Once in a while, Rifftides indulges in a rerun. As we all ease back into our post-holiday routines, let’s once again enjoy a double visit to one of the great small groups in modern jazz. When this post first ran last year, it was titled:
The Milt Jackson Quartet Then And Then
A video of The Modern Jazz Quartet has been getting wide viewership on the internet. The YouTube presentation does not disclose that the group we see and hear is the MJQ’s predecessor, the rhythm section of Dizzy Gillespie’s big band from 1946 to the early fifties. To give his brass section rests during concerts, Gillespie occasionally featured interludes with vibraharpist Milt Jackson, pianist John Lewis, bassist Ray Brown and drummer Kenny Clarke. They first recorded as an entity in 1951 as the Milt Jackson Quartet. After Percy Heath replaced Brown the following year the group changed its name to The Modern Jazz Quartet. When Clarke concentrated on freelancing around New York in 1955 and then moved to Paris, Connie Kay assumed the drum chair.
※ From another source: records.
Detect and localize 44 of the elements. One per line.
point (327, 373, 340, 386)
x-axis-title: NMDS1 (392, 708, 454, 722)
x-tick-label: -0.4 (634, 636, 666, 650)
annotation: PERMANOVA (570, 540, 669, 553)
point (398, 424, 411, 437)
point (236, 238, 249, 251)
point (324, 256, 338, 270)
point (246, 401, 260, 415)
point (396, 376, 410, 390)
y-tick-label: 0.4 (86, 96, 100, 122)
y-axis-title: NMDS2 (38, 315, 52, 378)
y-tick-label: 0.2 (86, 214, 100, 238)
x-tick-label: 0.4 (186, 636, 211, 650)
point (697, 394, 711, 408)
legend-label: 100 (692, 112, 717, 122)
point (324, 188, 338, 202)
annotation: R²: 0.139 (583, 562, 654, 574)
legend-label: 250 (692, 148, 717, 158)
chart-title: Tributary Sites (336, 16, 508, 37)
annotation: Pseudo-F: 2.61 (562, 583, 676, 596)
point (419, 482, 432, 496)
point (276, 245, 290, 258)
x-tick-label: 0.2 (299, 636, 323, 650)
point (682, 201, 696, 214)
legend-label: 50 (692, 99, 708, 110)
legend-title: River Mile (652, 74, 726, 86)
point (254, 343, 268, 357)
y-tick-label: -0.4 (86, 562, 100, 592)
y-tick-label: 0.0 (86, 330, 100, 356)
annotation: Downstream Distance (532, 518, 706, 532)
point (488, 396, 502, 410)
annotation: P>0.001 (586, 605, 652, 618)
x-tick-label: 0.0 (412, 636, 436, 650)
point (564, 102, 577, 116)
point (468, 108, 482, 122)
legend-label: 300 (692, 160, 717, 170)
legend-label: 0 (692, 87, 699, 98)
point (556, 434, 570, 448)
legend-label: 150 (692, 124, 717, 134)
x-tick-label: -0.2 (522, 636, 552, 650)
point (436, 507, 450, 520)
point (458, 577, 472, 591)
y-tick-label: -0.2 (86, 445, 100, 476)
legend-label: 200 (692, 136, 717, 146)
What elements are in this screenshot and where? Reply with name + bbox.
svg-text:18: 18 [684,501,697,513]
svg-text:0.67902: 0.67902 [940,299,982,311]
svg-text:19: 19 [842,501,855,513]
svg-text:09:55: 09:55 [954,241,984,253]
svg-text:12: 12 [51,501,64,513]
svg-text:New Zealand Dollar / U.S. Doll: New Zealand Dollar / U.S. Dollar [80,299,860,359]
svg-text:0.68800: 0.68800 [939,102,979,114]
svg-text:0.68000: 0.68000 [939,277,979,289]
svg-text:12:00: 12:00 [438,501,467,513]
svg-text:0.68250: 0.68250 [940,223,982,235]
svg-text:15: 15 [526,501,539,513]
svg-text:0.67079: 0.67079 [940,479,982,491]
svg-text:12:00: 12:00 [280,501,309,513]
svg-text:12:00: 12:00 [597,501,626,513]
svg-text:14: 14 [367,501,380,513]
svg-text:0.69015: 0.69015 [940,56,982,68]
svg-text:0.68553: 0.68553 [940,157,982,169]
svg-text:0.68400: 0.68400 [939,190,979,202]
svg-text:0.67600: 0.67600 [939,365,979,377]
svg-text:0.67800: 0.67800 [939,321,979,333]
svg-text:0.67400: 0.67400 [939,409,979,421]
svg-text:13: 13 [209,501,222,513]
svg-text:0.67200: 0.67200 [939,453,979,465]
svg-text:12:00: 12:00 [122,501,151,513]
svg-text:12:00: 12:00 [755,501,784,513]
The group we see and hear in the video is the Milt Jackson Quartet reunited. History aside, the music is what matters. The four old friends are clearly delighted to be together, and something is amusing them during their performance of Thelonious Monk’s “’Round Midnight.” The brief onscreen title in German near the beginning translates as “Jazz in a Christmas Night.” YouTube provides no information about where the concert was, or when. From the musicians’ appearances, my guess is that this was the 1990s. YouTube identifies the drummer as Kay, but it’s Clarke.
Here are Jackson, Lewis, Brown and Clarke forty years or so earlier, on August 24, 1951, with Jackson’s “Milt Meets Sid,” originally released on Gillespie’s Dee Gee label.
That performance and 22 other early Dee Gee and Savoy recordings by Jackson are in this album, some with guest artists including Kenny Dorham, Roy Haynes, Walter Benton and Julius Watkins.